Welcome to our weekly blog spot where rushonrock‘s very own Self Made Man puts the world to rights in his own, inimitable style. Read on for his latest musings… Robert Plant is a hero of mine. He’s been one of my favourite people in the world for over 30 years.
Yet there have been times during those three decades that I’ve had cause to hate the man.
Indeed, even recently, I’ve cursed his stubbornness, his defiance and his refusal to embrace his own past.
The Led Zeppelin vocalist stands as a one-man obstacle to the prospect of his former band ever re-uniting
Until this weekend, I couldn’t understand why he was so against the idea even after the huge success of his O2 appearance alongside Jimmy Page, John Paul Jones and John Bonham’s son Jason in tribute to the late Ahmet Ertegun, founder and president of Atlantic Records.
In the wake of that 2008 gig, both Page and Jones were keen to reform only for Plant to scupper their plans.
Now I could understand sexagenarian Plant’s reluctance to transform himself back into a golden-haired, bare-chested rock god screaming “Valhalla, I am coming,” as he kicked into The Immigrant Song.
But surely the passing of the years was not an insurmountable obstacle towards fulfilling the hopes, aspirations and dreams of millions of music fans throughout the world.
Plant, however, was not for turning, as if concurrence would represent a compromise of his own musical psyche.
Ever since Zeppelin folded in 1980, Plant has been by far the most active surviving member, at least in terms of discernible output and I’ve bought virtually all his solo stuff ever since.
I’ve enjoyed most of it even if some of his eighties material sounds very dated now.
His most recent releases represent some of his most outstanding post-Zeppelin albums, namely Dreamland, Mighty Rearranger, Raising Sand, his hugely successful collaboration with Alison Krauss and last month’s Band Of Joy.

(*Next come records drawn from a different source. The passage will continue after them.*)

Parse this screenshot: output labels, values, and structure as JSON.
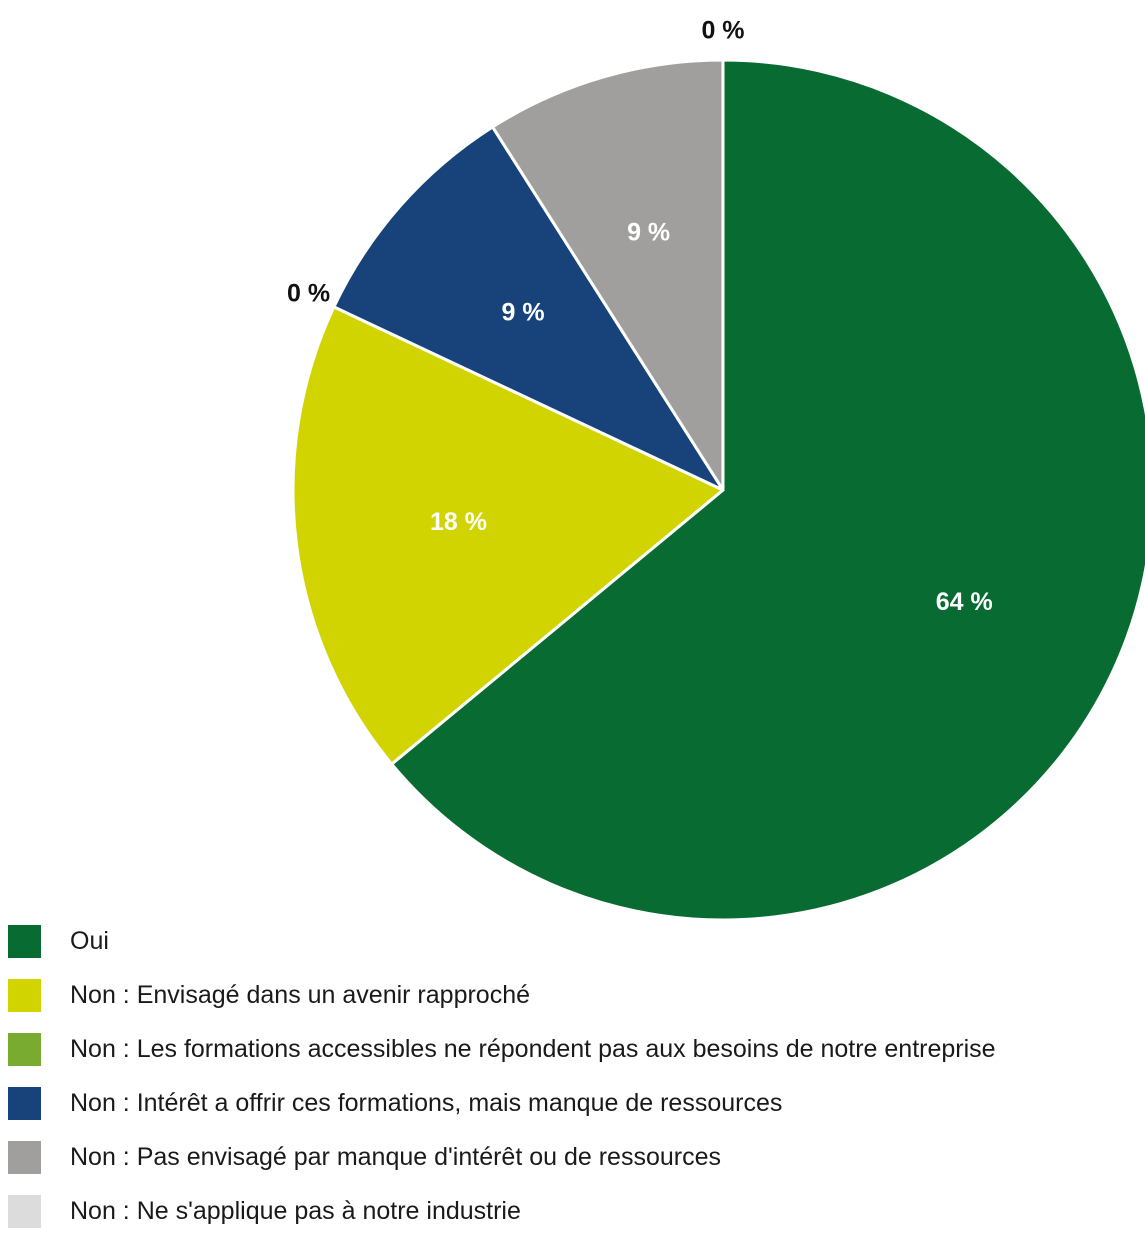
{
  "chart_data": {
    "type": "pie",
    "title": "",
    "slices": [
      {
        "label": "Oui",
        "value": 64,
        "color": "#086c32",
        "label_text": "64 %",
        "label_color": "#ffffff"
      },
      {
        "label": "Non : Envisagé dans un avenir rapproché",
        "value": 18,
        "color": "#d1d400",
        "label_text": "18 %",
        "label_color": "#ffffff"
      },
      {
        "label": "Non : Les formations accessibles ne répondent pas aux besoins de notre entreprise",
        "value": 0,
        "color": "#78ab30",
        "label_text": "0 %",
        "label_color": "#111111"
      },
      {
        "label": "Non : Intérêt a offrir ces formations, mais manque de ressources",
        "value": 9,
        "color": "#17437a",
        "label_text": "9 %",
        "label_color": "#ffffff"
      },
      {
        "label": "Non : Pas envisagé par manque d'intérêt ou de ressources",
        "value": 9,
        "color": "#a09f9d",
        "label_text": "9 %",
        "label_color": "#ffffff"
      },
      {
        "label": "Non : Ne s'applique pas à notre industrie",
        "value": 0,
        "color": "#dcdcdc",
        "label_text": "0 %",
        "label_color": "#111111"
      }
    ],
    "legend_position": "bottom-left",
    "start": "top",
    "direction": "clockwise"
  }
}
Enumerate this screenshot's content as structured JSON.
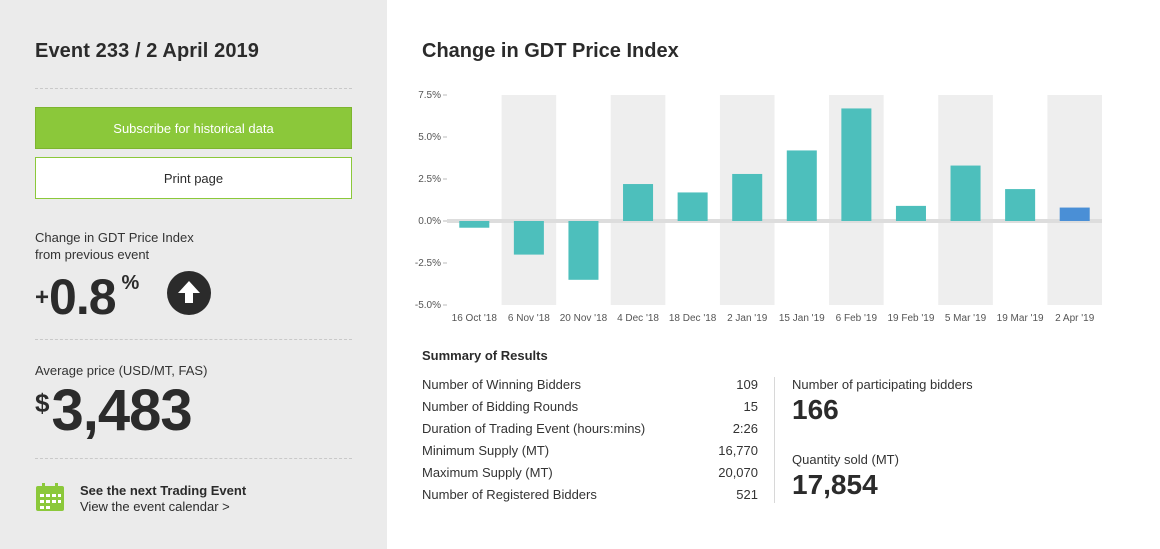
{
  "sidebar": {
    "event_title": "Event 233 / 2 April 2019",
    "subscribe_label": "Subscribe for historical data",
    "print_label": "Print page",
    "change_label_line1": "Change in GDT Price Index",
    "change_label_line2": "from previous event",
    "change_sign": "+",
    "change_value": "0.8",
    "change_unit": "%",
    "price_label": "Average price (USD/MT, FAS)",
    "price_currency": "$",
    "price_value": "3,483",
    "next_event_title": "See the next Trading Event",
    "next_event_link": "View the event calendar >"
  },
  "main": {
    "chart_title": "Change in GDT Price Index",
    "summary_title": "Summary of Results",
    "summary_rows": [
      {
        "label": "Number of Winning Bidders",
        "value": "109"
      },
      {
        "label": "Number of Bidding Rounds",
        "value": "15"
      },
      {
        "label": "Duration of Trading Event (hours:mins)",
        "value": "2:26"
      },
      {
        "label": "Minimum Supply (MT)",
        "value": "16,770"
      },
      {
        "label": "Maximum Supply (MT)",
        "value": "20,070"
      },
      {
        "label": "Number of Registered Bidders",
        "value": "521"
      }
    ],
    "participating_label": "Number of participating bidders",
    "participating_value": "166",
    "quantity_label": "Quantity sold (MT)",
    "quantity_value": "17,854"
  },
  "colors": {
    "accent_green": "#8bc83a",
    "bar_teal": "#4dbfbc",
    "bar_latest": "#4a8fd6",
    "band_grey": "#eeeeee"
  },
  "chart_data": {
    "type": "bar",
    "categories": [
      "16 Oct '18",
      "6 Nov '18",
      "20 Nov '18",
      "4 Dec '18",
      "18 Dec '18",
      "2 Jan '19",
      "15 Jan '19",
      "6 Feb '19",
      "19 Feb '19",
      "5 Mar '19",
      "19 Mar '19",
      "2 Apr '19"
    ],
    "values": [
      -0.4,
      -2.0,
      -3.5,
      2.2,
      1.7,
      2.8,
      4.2,
      6.7,
      0.9,
      3.3,
      1.9,
      0.8
    ],
    "ylim": [
      -5.0,
      7.5
    ],
    "yticks": [
      7.5,
      5.0,
      2.5,
      0.0,
      -2.5,
      -5.0
    ],
    "ytick_labels": [
      "7.5%",
      "5.0%",
      "2.5%",
      "0.0%",
      "-2.5%",
      "-5.0%"
    ],
    "highlight_last": true,
    "grid": "alternating-bands"
  }
}
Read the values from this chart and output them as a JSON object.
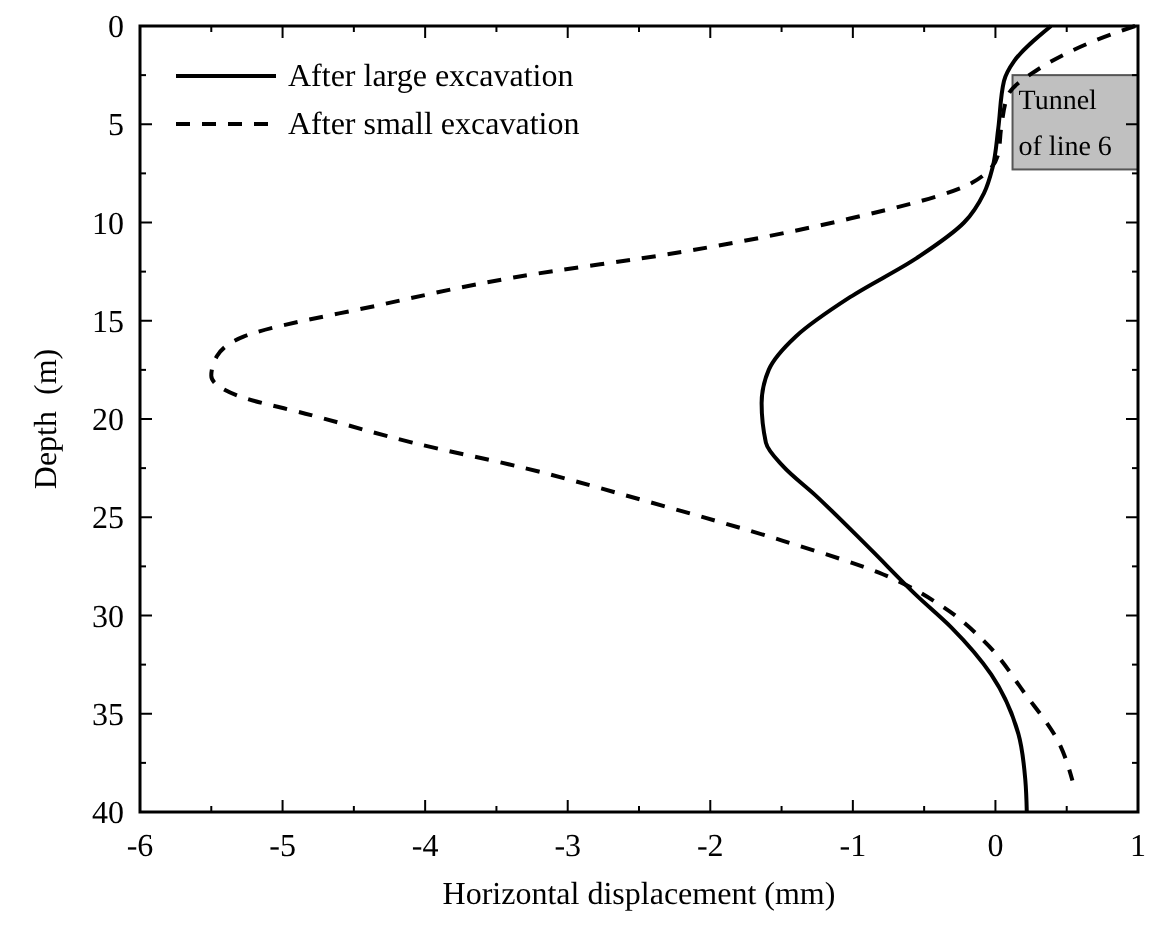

But I still hankered for one last blow-out with his former Zeppelin band-mates and couldn’t understand his reluctance.
Then I watched Saturday night’s hour-long documentary on BBC Two and everything fell into place.
In one of the best programmes I’ve watched for many a year, Plant laid bare his music DNA, articulated his creative raison d’etre and provided absorbing and revealing answers to the questions we’ve all been asking.
Plant is one of music’s true eclectics, refusing to stand still, wallowing in change even for changes sake, obsessively improving his own aural education.
Hence his new-found obsession with the bluegrass music of Tennessee, so prominent on his last two albums, 15 years after briefly teaming up again with Page to revive Zeppelin with a Moroccan flavour to it.
There are those who saw Plant on his recent UK tour who were underwhelmed, citing his outrageous reworking of songs such as Gallows Pole, as evidence of a man who has not only moved away from his rock roots but betrayed them.
Others positively admired one of music’s most forward-thinking, adaptable and innovative individuals.
How ironic the frontman of a band derided as one-dimensional, one-trick ponies by the music intelligentsia, is proving to be the great chameleon of rock.